The name of this blog, Rainbow Juice, is intentional.
The rainbow signifies unity from diversity. It is holistic. The arch suggests the idea of looking at the over-arching concepts: the big picture. To create a rainbow requires air, fire (the sun) and water (raindrops) and us to see it from the earth.
Juice suggests an extract; hence rainbow juice is extracting the elements from the rainbow, translating them and making them accessible to us. Juice also refreshes us and here it symbolises our nutritional quest for understanding, compassion and enlightenment.

Tuesday, 13 August 2019

When Is A Forest Not A Forest?

Question:  When is a forest not a forest?

Answer:  When it’s a plantation.

Have you noticed lately how there seems to be an urgent appeal to plant trees – millions of them. 

The reason?  To combat climate change.  The Earth’s atmosphere is becoming more and more saturated with CO2.  For the past 800,000 years or more the concentration was less than 300 parts per million (ppm).  That changed rapidly over the past 60 or so years, so that now the atmosphere contains well over 400 ppm.1

One of the ways to combat this build-up is to plant trees, lots of them.
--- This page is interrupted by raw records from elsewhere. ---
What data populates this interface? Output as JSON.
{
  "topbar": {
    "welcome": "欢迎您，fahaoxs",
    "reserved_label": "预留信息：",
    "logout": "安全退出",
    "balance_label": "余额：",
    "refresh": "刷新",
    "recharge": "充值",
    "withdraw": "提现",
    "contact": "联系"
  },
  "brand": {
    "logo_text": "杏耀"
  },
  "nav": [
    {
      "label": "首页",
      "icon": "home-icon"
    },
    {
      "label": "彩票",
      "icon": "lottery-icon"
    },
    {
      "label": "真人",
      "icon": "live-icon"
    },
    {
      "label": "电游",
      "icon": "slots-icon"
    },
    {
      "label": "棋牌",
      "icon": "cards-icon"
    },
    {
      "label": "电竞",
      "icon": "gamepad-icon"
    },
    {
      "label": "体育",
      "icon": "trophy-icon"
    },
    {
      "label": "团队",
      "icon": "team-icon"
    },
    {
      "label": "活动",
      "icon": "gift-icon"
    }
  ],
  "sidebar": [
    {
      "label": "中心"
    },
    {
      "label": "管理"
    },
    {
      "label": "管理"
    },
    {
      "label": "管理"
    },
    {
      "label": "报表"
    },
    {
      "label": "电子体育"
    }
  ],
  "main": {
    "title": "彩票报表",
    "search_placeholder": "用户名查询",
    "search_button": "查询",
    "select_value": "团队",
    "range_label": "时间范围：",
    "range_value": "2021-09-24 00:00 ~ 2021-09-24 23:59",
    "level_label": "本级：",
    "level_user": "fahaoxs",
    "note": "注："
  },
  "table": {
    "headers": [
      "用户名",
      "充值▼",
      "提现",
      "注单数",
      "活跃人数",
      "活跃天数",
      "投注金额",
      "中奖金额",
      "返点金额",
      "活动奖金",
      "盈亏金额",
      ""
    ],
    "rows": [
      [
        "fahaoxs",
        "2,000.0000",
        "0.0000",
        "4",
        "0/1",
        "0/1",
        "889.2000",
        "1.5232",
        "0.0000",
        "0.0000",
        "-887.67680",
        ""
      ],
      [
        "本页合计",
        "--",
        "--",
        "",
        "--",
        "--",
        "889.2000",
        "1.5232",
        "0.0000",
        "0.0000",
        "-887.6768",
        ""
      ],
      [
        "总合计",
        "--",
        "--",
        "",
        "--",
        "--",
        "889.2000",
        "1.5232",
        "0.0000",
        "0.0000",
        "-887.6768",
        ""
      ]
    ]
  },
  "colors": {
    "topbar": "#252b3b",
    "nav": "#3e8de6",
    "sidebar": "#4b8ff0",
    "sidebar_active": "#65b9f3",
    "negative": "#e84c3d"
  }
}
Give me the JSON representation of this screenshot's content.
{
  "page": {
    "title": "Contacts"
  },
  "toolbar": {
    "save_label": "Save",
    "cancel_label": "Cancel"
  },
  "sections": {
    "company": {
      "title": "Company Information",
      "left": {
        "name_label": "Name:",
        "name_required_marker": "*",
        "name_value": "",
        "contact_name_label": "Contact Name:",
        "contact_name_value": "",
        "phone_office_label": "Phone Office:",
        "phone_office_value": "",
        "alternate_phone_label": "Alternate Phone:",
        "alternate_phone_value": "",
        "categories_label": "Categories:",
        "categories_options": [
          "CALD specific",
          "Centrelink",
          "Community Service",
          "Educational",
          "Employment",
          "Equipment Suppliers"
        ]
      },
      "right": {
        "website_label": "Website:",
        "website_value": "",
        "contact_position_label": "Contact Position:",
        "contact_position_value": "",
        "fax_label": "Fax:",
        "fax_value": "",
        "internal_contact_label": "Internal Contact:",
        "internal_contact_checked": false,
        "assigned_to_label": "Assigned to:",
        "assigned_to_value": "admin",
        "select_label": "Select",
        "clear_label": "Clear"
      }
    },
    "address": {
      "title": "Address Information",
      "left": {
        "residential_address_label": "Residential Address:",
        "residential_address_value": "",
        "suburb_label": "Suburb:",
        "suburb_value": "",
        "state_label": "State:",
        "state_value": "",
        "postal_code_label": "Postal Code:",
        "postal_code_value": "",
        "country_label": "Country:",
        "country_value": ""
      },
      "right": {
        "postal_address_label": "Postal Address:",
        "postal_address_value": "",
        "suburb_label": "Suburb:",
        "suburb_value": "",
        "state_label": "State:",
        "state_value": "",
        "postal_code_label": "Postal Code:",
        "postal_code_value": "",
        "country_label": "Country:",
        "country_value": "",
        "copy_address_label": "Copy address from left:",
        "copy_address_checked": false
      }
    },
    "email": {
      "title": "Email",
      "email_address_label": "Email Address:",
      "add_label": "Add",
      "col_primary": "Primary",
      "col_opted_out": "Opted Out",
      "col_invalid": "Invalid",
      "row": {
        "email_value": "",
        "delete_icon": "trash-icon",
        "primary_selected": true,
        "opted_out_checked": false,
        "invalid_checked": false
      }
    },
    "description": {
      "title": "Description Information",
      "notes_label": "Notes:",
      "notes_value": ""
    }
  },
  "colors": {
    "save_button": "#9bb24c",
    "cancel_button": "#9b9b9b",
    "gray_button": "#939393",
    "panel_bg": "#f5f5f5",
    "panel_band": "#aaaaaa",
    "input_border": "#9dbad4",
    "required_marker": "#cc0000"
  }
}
Great idea, but let us not pretend that we are planting forests.  We’re not!

The UN Food and Agriculture Organization (FAO) defines a forest as being an area of greater than 0.5 hectares, with trees that a more than 5m tall and where the canopy covers more than 10%.

That definition is woefully inadequate for a forest.  It may define a plantation, but a forest it does not.
A couple of other features of forests help to show just how insufficient, and inaccurate, that definition is.  A forest is:
  • Diverse.  The variety of trees, shrubs, ferns, fungi, mycelium, birds, animals and insects is immense within a forest.
  • Complex.  The connections, inter-connections, and symbiosis of a forest is a lot more complex than is a plantation.  The complexity is such that it is impossible to enumerate.
  • Contains elders.  Ancestral trees in a forest can be thousands of years old.  They have provided shelter, nutrients, and protection for saplings and other plants for many hundreds of years, allowing the forest to survive.
  • All stages of life are included.  There are day old saplings, 50 year old youngsters, and the elders.  There are also decaying trees, providing the much needed nutrients for the young.
  • Underground there is so much going on that we don’t really know much about it.  The Wood Wide Web of mycelium, roots, and fungi connect trees so that they can share nutrients, warn one another of dangers, and nurture the young.
We know so little about forests.  We may know a lot about individual trees, but when it comes to the complexity and interconnectivity of a forest, we are fairly ignorant.

But, ignorant or not, we can appreciate the beauty, the magnificence and the healing power of forests.

We know how much forests help in keeping the planet healthy (that’s the reason for the current desire to plant trees).  We are coming to learn how much forests can do for our own well-being.

Now, here’s the rub.

A plantation can be re-planted.  A forest cannot*.

When we lose a forest, we have lost it for thousands of years. 

Notes:
1. The website co2.earth gives a reading of 411.7 ppm for July 2019. (accessed 13 August 2019)
* I need to modify this statement a little.  A forest can be replanted, so long as those doing the replanting accept that they will not live to see the forest in its glory, and that the forest may not be a "forest" for several hundred years.